Falando assim, pode parecer que eu levo negatividade para as pessoas, mas muito pelo contrário, eu as ajudo a planejar melhor suas carreiras enfrentando os cenários mais caóticos possíveis e não caindo em conversa fiada de coach de internet. E, mesmo se eu falasse de maneira mais direta e realmente negativa, com quem você acha que eu estou falando, meu querido amigo virtual?
Para as pessoas que eu falo, lembrar a elas de que a atual relação de trabalho entre empregado e empregador não é uma relação justa, não é nenhuma novidade e não tira delas a vontade de trabalhar por um futuro melhor.
A maioria das pessoas para quem eu falo mora à 3 horas ou mais de distância do emprego, pega 3/4 conduções para chegar no trampo e mesmo assim já levou bronca do patrão, que mora a 1 horinha do escritório, depois de atrasar 10 minutos para bater o ponto.

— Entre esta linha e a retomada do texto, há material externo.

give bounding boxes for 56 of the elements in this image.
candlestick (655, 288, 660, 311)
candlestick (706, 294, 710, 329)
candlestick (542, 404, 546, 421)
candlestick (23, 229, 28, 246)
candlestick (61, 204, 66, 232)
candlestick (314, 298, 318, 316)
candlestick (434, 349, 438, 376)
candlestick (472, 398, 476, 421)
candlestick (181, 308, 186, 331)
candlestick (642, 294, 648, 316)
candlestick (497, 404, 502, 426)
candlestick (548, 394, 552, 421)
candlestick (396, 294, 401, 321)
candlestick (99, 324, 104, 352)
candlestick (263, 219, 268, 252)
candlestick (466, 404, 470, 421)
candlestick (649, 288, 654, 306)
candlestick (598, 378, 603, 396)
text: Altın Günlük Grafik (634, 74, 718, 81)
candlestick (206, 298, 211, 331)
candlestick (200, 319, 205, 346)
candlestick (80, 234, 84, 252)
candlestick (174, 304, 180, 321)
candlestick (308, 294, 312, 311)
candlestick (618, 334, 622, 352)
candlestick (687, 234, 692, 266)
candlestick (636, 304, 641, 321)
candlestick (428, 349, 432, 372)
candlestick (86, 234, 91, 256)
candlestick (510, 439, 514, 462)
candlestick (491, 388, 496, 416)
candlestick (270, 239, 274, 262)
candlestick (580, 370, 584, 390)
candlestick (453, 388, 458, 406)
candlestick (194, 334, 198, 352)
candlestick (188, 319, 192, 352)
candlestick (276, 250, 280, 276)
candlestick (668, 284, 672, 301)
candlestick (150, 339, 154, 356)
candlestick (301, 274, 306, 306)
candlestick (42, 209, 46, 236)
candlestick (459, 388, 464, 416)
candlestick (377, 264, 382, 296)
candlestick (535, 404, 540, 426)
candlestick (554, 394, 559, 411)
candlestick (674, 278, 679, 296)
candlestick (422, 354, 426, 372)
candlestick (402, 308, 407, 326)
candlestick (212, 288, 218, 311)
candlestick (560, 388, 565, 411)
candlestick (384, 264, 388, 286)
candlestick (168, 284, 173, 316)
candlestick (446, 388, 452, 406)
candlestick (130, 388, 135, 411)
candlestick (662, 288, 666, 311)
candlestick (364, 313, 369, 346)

A maioria de nós já teve patrão postando foto da piscina do condomínio, enquanto nós estávamos no escritório porque ele quis que a gente entregasse mais rápido algo que nem estava planejado ou produzisse mais pra ter um relatório bonito para mostrar para os investidores na próxima reunião, pra depois receber as horas trabalhadas como “bancos de horas”. Ah! Sabe quando nós vamos poder tirar os dias do “banco de horas”? Quando o patrão quiser, não quando nós precisarmos.
As pessoas que vem da mesma realidade que eu também não acredita em meritocracia, porque já vimos o filho do patrão das nossas mães, que é empregada doméstica (igual a “moça que limpa sua casa” e você não quer registrar a carteira de trabalho), conseguir um ótimo emprego na firma do pai ou mesmo em postos de trabalho muito bem colocados porque o pai é amigo de algum diretor da empresa. É a famosa “meritocracia por herança”.
É muito engraçado que rico falando que pobreza não aguenta 14hs de trabalho não gera tanta comoção quanto eu falando que a relação entre empregado e empregador é injusta e que meritocracia é ferramenta de manipulação para convencer o pobre de que ele se esforça pouco e por isso que ele vive a realidade que tem.
Eu nunca vi nenhum dos que me criticam levantando a voz (ou teclando) contra alguém que fala que o pobre não consegue melhorar de vida porque é preguiçoso. E você sabe que nenhum dos que falam isso suportaria o esforço que fazemos pelo salário que o patrão quer pagar pelo nosso trabalho. Afinal de contas, quem diz o que é “justo” a ser pago para o funcionário é o empregador, não quem vai executar o trabalho. Mas a maioria não faria o que o pobre faz pelo salário que recebe.
Enfim, quando eu falo, eu não estou me direcionado para você, indivíduo que não sabe o que é morar em um barraco de madeira, pisar no esgoto quando está indo pra escola, não ter asfalto na rua e sempre se sujar todo indo pro trabalho quando chove, ter sua sensibilidade tão destruída pela realidade que não liga para os corpos caídos no chão enquanto você joga bola, dividir quarto, as vezes a cama, com os irmãos, crescendo sem privacidade e individualidade, não ter contato com seus pais porque eles não tem tempo nem pra te colocar para dormir, passar mais tempo no transporte público do que descansando para o próximo dia, querer mudar de vida, mas não ter o mínimo disponível para que isso seja possível.
As pessoas de onde eu venho, não se abalam quando eu converso com elas sobre a realidade. Elas enfrentam a realidade todos os dias, porque não tem outra opção.